I honestly didn’t think I’d have to handle most of the dog-ownership responsibilities. Ivy was healthy and capable of handling any chores associated with Shiloh. When I was 10, our family had a dog, 40 head of cattle, multiple cats, ducks, and horses, and all needed our entire family and hired hands for care, and believe me, I worked all the time, in the home and on the ranch. But just because I’m industrious and a hard worker does not mean anyone close to me is, which is quite an unfortunate thing.

And although I was good at addition, I hadn’t mastered subtraction until 2011 when Ivy was about to dash off to college and Shiloh was almost eight. Labs live to be about 12, so, right, I will care for him all by myself for another four years, a total of 12 years of my life. Trapped. Can’t leave home. And I can’t bring people here, because Shiloh’s a puker.

Alex was more human than canine and was little to no work. Shiloh’s another animal. He pukes all the time, for years, anywhere and everywhere. I sometimes spend weeks sucking up vomit with one of my two shampooers, then redoing each spot the next day and often the next, which can number seven huge spots each day. All upheavals coming from a 100-pound dog and the expensive food such an animal can consume. An ultrasound revealed no cancer, no blockages. Blood tests showed nothing too unusual for a Lab his age. He eats too fast, and sometimes puts stuff in his mouth that doesn’t belong there, then swallows, which is one of the reasons I cannot leave him outside.

Once he had a major mishap, causing me to go into shock.
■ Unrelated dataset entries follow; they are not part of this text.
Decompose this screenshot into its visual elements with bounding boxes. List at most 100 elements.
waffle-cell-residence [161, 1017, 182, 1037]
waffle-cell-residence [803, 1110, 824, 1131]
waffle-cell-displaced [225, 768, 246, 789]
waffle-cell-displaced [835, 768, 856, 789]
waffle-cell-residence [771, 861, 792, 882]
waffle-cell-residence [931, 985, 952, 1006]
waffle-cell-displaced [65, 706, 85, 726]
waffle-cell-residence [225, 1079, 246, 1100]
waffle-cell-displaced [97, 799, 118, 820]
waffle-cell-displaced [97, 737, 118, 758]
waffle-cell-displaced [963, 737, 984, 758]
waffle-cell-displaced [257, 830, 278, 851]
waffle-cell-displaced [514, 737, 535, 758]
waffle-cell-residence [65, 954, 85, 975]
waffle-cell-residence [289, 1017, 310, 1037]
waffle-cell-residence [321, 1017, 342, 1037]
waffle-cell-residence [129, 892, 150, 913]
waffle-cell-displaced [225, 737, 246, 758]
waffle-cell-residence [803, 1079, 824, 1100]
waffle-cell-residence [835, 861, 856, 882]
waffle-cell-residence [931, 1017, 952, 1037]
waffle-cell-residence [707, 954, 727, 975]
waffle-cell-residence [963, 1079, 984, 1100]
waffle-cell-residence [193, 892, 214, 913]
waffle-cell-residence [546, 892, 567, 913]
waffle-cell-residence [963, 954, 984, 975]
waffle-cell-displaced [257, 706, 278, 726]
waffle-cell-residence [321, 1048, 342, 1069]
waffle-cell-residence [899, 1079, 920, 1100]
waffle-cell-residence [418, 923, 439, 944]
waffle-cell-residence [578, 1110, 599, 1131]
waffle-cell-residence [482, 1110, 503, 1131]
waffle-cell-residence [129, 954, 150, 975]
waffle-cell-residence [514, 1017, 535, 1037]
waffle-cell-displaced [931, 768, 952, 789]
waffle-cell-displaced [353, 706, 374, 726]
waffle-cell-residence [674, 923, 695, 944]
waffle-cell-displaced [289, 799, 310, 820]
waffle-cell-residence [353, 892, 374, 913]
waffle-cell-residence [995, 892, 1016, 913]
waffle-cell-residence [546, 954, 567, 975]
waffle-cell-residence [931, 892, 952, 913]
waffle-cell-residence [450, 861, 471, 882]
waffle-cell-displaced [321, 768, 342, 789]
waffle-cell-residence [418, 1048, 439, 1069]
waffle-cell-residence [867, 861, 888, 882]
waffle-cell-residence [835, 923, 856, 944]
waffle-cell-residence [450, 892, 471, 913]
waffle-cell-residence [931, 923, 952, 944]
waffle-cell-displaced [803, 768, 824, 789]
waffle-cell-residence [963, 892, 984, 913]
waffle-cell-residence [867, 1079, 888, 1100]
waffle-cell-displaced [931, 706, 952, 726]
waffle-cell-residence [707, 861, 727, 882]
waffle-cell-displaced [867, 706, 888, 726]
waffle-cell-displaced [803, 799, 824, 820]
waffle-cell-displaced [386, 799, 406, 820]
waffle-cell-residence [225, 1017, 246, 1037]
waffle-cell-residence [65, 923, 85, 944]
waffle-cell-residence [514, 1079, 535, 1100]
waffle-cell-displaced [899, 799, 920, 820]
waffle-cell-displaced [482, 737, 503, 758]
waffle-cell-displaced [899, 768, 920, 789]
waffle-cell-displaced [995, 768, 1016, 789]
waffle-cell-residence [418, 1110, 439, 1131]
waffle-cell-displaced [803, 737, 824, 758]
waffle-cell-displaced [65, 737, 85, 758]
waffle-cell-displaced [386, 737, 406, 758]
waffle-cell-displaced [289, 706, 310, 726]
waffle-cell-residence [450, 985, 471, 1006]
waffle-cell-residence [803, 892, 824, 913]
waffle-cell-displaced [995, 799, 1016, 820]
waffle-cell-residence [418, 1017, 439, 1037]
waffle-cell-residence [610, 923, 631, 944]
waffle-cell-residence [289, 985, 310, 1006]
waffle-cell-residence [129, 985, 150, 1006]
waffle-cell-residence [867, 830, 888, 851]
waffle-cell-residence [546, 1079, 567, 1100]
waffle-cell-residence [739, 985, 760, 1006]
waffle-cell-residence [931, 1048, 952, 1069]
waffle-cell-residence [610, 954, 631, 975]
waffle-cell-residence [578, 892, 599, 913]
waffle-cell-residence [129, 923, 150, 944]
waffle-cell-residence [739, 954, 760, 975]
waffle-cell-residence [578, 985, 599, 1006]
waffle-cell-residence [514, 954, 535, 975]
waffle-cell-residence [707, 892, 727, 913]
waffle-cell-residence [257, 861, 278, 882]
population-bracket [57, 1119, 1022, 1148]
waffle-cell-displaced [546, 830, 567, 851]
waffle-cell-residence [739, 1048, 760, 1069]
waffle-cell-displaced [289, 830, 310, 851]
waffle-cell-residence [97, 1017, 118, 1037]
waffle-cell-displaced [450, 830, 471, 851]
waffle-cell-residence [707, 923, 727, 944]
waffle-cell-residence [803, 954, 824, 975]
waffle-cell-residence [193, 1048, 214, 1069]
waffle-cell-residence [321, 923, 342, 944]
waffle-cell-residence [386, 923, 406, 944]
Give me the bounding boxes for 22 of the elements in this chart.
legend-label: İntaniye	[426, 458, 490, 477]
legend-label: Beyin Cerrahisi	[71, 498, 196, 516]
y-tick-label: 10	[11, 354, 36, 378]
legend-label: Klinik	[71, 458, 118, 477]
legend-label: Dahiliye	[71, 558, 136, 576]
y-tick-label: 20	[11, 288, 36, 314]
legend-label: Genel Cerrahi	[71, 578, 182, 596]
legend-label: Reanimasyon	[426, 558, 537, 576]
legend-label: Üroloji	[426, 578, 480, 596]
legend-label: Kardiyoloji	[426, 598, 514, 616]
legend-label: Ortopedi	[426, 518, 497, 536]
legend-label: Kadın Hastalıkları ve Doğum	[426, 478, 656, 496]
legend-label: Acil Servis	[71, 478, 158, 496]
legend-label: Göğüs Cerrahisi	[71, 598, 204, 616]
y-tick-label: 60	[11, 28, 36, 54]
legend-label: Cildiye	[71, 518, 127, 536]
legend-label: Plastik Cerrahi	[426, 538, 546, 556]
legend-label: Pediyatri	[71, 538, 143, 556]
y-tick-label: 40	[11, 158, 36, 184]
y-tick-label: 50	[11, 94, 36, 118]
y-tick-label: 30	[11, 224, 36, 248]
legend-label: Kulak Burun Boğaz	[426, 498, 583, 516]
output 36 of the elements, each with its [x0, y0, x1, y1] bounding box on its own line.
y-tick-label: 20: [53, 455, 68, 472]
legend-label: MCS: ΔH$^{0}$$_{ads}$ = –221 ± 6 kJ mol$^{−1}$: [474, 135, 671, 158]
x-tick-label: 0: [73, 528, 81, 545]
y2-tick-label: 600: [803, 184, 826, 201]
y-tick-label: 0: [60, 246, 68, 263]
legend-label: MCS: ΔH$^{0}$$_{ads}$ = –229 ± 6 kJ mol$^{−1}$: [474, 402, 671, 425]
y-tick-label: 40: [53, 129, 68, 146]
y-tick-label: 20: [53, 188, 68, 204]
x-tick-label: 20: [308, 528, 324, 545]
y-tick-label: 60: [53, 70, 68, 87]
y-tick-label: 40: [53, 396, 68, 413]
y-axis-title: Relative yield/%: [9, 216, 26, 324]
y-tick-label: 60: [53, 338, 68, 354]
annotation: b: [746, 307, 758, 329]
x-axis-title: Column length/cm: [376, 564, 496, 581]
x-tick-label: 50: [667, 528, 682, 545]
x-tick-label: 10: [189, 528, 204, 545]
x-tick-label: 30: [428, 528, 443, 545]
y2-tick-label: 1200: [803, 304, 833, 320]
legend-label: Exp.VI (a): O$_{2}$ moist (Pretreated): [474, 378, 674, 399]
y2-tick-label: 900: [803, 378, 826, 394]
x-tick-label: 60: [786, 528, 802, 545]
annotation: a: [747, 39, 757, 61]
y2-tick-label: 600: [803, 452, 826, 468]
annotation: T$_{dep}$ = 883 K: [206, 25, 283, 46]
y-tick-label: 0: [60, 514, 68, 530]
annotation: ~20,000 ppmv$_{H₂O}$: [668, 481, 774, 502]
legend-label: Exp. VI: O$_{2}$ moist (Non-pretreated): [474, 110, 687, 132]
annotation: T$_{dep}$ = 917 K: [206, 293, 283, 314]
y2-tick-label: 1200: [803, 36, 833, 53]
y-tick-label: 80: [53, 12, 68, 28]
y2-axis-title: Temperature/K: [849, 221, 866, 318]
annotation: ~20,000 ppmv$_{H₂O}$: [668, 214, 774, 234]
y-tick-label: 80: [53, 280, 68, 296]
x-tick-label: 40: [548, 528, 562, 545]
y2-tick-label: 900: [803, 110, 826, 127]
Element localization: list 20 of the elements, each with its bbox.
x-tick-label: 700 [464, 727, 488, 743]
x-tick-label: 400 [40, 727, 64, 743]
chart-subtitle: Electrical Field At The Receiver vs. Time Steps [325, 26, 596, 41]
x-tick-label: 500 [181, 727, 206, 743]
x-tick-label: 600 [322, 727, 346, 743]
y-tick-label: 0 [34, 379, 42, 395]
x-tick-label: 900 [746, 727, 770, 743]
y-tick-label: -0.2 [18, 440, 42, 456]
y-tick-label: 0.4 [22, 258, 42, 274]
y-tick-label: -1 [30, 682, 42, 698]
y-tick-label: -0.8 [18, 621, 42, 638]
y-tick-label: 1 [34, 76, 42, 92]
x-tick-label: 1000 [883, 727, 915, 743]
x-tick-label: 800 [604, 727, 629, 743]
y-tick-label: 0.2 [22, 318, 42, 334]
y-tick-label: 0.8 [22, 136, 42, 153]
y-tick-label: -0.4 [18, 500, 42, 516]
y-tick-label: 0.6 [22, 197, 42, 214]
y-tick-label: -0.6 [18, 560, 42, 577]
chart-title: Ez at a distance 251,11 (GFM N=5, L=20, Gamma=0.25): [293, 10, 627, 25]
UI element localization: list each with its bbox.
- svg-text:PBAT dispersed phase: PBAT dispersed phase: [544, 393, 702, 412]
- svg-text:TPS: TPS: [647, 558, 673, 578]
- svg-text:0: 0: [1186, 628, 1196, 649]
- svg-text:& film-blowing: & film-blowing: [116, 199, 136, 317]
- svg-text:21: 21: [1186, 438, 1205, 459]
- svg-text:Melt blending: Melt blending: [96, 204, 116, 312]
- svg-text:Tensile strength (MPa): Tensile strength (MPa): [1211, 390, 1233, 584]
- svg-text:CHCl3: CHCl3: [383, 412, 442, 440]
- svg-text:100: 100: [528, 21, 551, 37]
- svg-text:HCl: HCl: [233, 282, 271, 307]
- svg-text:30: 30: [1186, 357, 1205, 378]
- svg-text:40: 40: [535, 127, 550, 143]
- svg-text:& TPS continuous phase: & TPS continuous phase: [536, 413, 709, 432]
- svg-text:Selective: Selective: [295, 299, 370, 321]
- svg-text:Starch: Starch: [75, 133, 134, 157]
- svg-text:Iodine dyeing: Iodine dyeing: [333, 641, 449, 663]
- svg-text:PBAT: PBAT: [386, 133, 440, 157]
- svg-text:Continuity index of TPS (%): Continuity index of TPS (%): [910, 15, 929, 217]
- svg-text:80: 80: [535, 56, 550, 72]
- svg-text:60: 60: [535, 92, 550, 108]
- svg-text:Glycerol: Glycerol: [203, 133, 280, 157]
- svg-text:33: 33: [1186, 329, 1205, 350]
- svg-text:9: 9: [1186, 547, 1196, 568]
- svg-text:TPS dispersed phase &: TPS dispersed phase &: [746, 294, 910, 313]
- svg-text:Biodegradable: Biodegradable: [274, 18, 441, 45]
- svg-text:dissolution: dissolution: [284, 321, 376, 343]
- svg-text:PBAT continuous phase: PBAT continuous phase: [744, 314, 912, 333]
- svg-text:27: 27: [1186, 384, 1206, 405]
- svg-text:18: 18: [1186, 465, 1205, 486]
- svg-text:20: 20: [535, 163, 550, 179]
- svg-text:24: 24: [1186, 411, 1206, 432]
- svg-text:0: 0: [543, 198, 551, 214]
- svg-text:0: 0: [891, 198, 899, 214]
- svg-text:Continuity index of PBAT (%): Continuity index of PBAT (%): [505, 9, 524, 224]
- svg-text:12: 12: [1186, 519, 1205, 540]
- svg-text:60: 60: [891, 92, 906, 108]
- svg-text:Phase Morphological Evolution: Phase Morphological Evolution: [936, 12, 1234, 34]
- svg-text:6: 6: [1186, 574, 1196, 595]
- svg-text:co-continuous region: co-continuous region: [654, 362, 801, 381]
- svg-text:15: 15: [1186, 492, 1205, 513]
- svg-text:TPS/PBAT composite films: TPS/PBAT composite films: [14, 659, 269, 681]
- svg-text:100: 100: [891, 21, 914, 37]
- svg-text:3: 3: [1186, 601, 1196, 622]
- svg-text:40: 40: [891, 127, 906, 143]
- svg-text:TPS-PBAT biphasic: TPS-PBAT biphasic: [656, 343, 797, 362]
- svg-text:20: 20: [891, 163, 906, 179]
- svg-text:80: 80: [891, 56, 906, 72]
Fortunately Ivy’s dad came to the rescue, physically, emotionally, and financially, or I’d have had to put Shiloh down. And there are days I wonder what would be easier.

And since Labs are socialites, he’s alerted us to two kittens in the backyard who needed a home, asking if we could keep them. Yep, more testicles to nip.



So if you still want a dog, remember this long story and send me a note. And if someone offers to buy you a dog, or even half of one, go with neither. It’s just my opinion.

* Originally I’d used “Mexican jumping bean,” whose definition is (usually) a Euphorbiaceae seed containing a moth larva that grows and moves inside the seed. Therefore, meshing this seed with Shiloh’s anthropomorphic characteristic of euphoria led me to coin a potentially new word.